I don’t care, I think. Remember what he did. What he would do again.

“Here we are,” David says. I push him through a set of double doors, propped open with doorstops. Most of the council members seem to be there, stirring tiny sticks in tiny cups of coffee, the majority of them men and women David’s age. There are some younger members—Zoe is there, and she gives me a strained, but polite, smile when I walk in.

“Let’s come to order!” David says as he wheels himself to the head of the conference table. I sit in one of the chairs along the edge of the room, next to Zoe. It’s clear we’re not supposed to be at the table with all the important people, and I’m okay with that—it’ll be easier to doze off if things get boring, though if this new crisis is serious enough to keep David awake at night, I doubt it will.

“Last night I received a frantic call from the people in our control room,” David says. “Evidently Chicago is about to erupt into violence again. Faction loyalists calling themselves the Allegiant have rebelled against factionless control, attacking weapons safe houses. What they don’t know is that Evelyn Johnson has discovered a new weapon—stores of death serum kept hidden in Erudite headquarters. As we know, no one is capable of resisting death serum, not even the Divergent. If the Allegiant attack the factionless government, and Evelyn Johnson retaliates, the casualties will obviously be catastrophic.”

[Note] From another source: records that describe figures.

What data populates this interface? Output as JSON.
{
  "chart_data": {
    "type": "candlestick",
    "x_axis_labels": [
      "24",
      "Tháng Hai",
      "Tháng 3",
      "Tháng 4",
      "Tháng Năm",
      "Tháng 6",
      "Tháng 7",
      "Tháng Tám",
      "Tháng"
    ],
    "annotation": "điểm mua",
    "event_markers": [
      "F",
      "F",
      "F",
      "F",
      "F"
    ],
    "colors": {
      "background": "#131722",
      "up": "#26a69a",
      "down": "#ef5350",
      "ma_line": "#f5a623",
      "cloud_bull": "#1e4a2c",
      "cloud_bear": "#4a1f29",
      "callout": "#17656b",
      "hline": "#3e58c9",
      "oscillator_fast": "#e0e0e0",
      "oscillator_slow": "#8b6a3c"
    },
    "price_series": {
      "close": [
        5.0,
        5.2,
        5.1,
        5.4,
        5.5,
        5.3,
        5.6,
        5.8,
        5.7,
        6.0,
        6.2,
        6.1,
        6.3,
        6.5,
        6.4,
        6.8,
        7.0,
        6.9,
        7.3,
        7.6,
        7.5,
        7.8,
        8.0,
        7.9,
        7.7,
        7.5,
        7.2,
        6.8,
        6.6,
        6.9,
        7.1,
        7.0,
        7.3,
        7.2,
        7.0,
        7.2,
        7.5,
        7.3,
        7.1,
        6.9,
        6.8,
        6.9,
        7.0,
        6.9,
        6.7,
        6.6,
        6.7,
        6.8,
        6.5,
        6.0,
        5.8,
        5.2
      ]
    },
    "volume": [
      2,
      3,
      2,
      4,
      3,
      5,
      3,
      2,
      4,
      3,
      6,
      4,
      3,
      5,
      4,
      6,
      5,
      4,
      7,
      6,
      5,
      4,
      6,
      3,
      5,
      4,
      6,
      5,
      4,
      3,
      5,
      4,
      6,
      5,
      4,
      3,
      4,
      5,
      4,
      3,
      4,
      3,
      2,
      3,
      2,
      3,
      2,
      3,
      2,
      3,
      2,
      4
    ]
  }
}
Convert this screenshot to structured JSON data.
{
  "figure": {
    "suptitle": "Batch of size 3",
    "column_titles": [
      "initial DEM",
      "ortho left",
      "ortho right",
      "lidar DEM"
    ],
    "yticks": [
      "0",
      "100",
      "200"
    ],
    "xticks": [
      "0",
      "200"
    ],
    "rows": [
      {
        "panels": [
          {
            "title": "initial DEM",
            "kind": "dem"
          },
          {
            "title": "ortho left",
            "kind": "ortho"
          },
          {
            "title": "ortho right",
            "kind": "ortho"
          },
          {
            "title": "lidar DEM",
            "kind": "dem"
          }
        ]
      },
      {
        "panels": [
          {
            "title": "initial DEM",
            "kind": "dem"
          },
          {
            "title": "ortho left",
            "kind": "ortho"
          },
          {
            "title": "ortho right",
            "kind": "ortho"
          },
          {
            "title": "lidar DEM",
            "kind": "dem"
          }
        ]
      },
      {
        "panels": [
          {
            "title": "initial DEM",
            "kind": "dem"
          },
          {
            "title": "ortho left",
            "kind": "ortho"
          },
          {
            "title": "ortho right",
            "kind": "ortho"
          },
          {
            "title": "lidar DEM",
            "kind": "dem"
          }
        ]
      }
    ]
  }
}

I stare at the floor in front of my feet as the room bursts into conversation.

“Quiet,” says David. “The experiments are already in danger of being shut down if we cannot prove to our superiors that we are capable of controlling them. Another revolution in Chicago would only cement their belief that this endeavor has outlived its usefulness—something we cannot allow to happen if we want to continue to fight genetic damage.”

Somewhere behind David’s exhausted, haggard expression is something harder, stronger. I believe him. I believe that he will not allow it to happen.

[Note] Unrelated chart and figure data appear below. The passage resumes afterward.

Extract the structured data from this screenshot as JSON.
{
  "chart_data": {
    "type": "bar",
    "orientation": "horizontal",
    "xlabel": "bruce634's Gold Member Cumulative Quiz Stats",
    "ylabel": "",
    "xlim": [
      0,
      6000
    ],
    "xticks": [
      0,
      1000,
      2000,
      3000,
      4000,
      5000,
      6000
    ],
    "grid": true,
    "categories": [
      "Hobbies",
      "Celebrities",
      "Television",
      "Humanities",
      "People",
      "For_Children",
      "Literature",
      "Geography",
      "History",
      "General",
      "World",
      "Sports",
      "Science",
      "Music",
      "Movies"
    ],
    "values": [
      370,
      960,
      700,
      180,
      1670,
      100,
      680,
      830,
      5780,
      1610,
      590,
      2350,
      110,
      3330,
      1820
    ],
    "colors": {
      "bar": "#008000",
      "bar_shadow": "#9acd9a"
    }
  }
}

“It’s time to use the memory serum virus for a mass reset,” he says. “And I think we should use it against all four experiments.”

“Reset them?” I say, because I can’t help myself. Everyone in the room looks at me at once. They seem to have forgotten that I, a former member of the experiments they’re referring to, am in the room.

“‘Resetting’ is our word for widespread memory erasure,” David says. “It is what we do when the experiments that incorporate behavioral modification are in danger of falling apart. We did it when we first created each experiment that had a behavioral modification component, and the last one in Chicago was done a few generations before yours.” He gives me an odd smile. “Why did you think there was so much physical devastation in the factionless sector? There was an uprising, and we had to quell it as cleanly as possible.”

I sit stunned in my chair, picturing the broken roads and shattered windows and toppled streetlights in the factionless sector of the city, the destruction that is evident nowhere else—not even north of the bridge, where the buildings are empty but seem to have been vacated peacefully. I always just took the broken-down sectors of Chicago in stride, as evidence of what happens when people are without community. I never dreamed that they were the result of an uprising—and a subsequent resetting.